On the other hand, the weather is not the only thing that is uncontrollable. People prove to be just as unreliable in songs such as "Lie To Me," "World So Cold" and "Arms of a Stranger." McCoy sings about betrayal and loss in "Lie To Me," as he passionately offers, "All the times I shared with you, were you even there at all? Nowhere to run and nowhere to hide, you're scared of the truth; I'm tired of the lies." Yet, through all of the loss and pain in these songs, there is still an underlying feeling of triumph in the end.
"There is a real sense of urgency to get back on top throughout the album," McCoy explains. "We know what it's like to be the underdog but that doesn't mean we always will be. It's important to show our fans that things can change, life does get better."
McCoy, guitar player and co-founding member Eric Weaver and drummer Aaron Gainer spent months meeting with "big time" writers and producers only to be let down over and over. McCoy says, "The big name producers made us feel like the underdogs once again, like we were lucky they agreed to meet with us." All of that changed however when the band traveled to Memphis, TN for a meeting with Justin Rimer (former guitar player for Breaking Point) and Skidd Mills (who has worked with Skillet, Saliva, and Sister Hazel). There was an instant chemistry between 12 Stones, Rimer and Mills, and the band spent the following eight months in Memphis recording Anthem For The Underdog.
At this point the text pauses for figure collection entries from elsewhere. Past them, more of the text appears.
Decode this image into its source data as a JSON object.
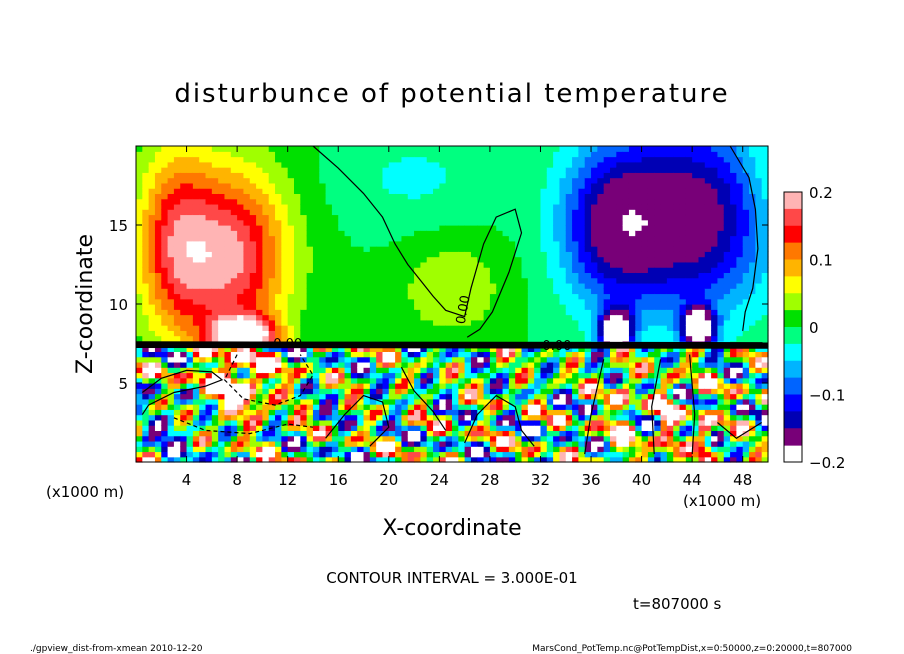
{
  "chart_data": {
    "type": "heatmap",
    "title": "disturbunce of potential temperature",
    "xlabel": "X-coordinate",
    "ylabel": "Z-coordinate",
    "x_unit_left": "(x1000 m)",
    "x_unit_right": "(x1000 m)",
    "xlim": [
      0,
      50
    ],
    "ylim": [
      0,
      20
    ],
    "x_ticks": [
      4,
      8,
      12,
      16,
      20,
      24,
      28,
      32,
      36,
      40,
      44,
      48
    ],
    "y_ticks": [
      5,
      10,
      15
    ],
    "colorbar": {
      "range": [
        -0.2,
        0.2
      ],
      "ticks": [
        {
          "value": 0.2,
          "label": "0.2"
        },
        {
          "value": 0.1,
          "label": "0.1"
        },
        {
          "value": 0.0,
          "label": "0"
        },
        {
          "value": -0.1,
          "label": "−0.1"
        },
        {
          "value": -0.2,
          "label": "−0.2"
        }
      ],
      "levels": [
        {
          "low": 0.175,
          "color": "#ffb4b4"
        },
        {
          "low": 0.15,
          "color": "#ff4848"
        },
        {
          "low": 0.125,
          "color": "#ff0000"
        },
        {
          "low": 0.1,
          "color": "#ff7800"
        },
        {
          "low": 0.075,
          "color": "#ffb400"
        },
        {
          "low": 0.05,
          "color": "#ffff00"
        },
        {
          "low": 0.025,
          "color": "#a0ff00"
        },
        {
          "low": 0.0,
          "color": "#00e000"
        },
        {
          "low": -0.025,
          "color": "#00ff80"
        },
        {
          "low": -0.05,
          "color": "#00ffff"
        },
        {
          "low": -0.075,
          "color": "#00b4ff"
        },
        {
          "low": -0.1,
          "color": "#0064ff"
        },
        {
          "low": -0.125,
          "color": "#0000ff"
        },
        {
          "low": -0.15,
          "color": "#0000b4"
        },
        {
          "low": -0.175,
          "color": "#780078"
        }
      ]
    },
    "contour_label": "0.00",
    "contour_interval_text": "CONTOUR INTERVAL = 3.000E-01",
    "time_text": "t=807000 s"
  },
  "footer": {
    "left": "./gpview_dist-from-xmean  2010-12-20",
    "right": "MarsCond_PotTemp.nc@PotTempDist,x=0:50000,z=0:20000,t=807000"
  },
  "colors": {
    "background": "#ffffff",
    "axis": "#000000",
    "missing": "#ffffff"
  }
}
Rimer has anxiously waited to team up with 12 Stones for years. They both share the same manager, so they have kept up with each other's work from the beginning. Rimer says, "The first song we did was 'It Was You,' and as soon as we played it for everybody it just clicked. I got the offer to work on the entire album right after that. I didn't want to take them too far from where they had been as a band in the past, but this is a diverse album for them. Paul definitely wanted to kill me by the end because I had him singing in higher ranges than he had ever sung before."
When the album was complete, the guys were not ready to say good-bye to Rimer, and invited him to join the band on the road. "We had never been so open to criticism or trying new things in the studio as we were when working with Justin. It was great to have someone working with us who really knows their way around a studio," McCoy says of their new guitar player.
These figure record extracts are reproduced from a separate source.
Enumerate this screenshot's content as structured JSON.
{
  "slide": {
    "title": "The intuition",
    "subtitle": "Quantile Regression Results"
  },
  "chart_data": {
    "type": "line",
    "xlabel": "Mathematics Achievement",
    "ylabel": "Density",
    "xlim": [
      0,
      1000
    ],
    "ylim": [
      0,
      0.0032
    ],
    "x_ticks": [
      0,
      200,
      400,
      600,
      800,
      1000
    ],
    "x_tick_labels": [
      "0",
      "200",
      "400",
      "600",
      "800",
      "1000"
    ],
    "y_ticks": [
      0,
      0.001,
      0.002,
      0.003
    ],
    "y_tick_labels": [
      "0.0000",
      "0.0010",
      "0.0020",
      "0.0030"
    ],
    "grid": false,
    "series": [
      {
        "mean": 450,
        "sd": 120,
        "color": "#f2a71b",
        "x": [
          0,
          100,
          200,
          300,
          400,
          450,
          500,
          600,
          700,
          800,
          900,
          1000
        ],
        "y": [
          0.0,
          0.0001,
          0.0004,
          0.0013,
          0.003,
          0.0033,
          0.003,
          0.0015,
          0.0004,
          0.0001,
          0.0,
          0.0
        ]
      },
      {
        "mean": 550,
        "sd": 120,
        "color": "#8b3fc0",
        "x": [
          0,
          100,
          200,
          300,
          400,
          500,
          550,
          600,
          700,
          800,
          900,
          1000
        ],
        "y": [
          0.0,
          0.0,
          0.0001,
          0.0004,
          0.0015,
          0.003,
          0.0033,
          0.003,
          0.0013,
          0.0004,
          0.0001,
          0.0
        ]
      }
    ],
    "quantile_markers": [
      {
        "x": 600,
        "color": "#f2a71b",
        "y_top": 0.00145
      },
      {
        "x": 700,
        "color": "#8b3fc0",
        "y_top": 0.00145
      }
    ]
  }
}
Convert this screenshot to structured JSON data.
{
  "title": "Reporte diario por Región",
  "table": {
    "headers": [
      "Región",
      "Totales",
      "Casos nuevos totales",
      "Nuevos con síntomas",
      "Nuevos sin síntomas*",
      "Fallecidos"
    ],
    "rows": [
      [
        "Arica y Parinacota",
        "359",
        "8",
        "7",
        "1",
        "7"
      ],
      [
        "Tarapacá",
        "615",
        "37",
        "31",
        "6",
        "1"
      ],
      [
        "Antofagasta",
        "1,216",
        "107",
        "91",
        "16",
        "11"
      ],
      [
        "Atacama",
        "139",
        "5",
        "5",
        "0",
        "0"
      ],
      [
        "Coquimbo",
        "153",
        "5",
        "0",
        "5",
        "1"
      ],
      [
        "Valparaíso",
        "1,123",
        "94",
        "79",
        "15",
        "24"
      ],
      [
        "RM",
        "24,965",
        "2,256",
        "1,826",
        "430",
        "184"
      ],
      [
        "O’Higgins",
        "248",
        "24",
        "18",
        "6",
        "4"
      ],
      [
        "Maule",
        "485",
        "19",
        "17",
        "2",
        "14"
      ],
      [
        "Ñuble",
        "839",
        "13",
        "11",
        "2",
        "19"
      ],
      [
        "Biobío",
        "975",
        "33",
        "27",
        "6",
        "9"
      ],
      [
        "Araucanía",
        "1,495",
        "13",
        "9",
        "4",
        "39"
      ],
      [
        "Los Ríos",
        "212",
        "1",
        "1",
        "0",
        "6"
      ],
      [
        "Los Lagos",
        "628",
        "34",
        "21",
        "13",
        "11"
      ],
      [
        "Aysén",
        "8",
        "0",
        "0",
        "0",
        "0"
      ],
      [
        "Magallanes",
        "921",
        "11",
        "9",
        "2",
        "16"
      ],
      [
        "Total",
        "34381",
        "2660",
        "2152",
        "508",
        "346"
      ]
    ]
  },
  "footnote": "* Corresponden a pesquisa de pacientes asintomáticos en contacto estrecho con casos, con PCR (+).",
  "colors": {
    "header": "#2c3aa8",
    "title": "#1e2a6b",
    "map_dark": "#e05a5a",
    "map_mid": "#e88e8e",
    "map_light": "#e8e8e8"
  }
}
Weaver also appreciated Rimer's contribution as the second guitarist. He says, "Justin comes from more of a metal background than I do, so it is nice to mix the different flavors of music. He is a great addition to the showmanship of the band." Rimer calls playing with 12 Stones "like home." "I was in Breaking Point for years, but I am just as comfortable playing with this band."
12 Stones has been through a great deal in the past few years, but somehow the band has made the best of what they've got and come out the better for it. They continue to strive for the top, and McCoy says they "are ready to step up and take the lead. This album is the best attempt we've got to grab new fans, and we're ready."
"We are really proud of this collection of songs, and think the fans are going to love it," McCoy continues. "We've been gone for a while but can't wait to get back out there -- we've never been in a better place."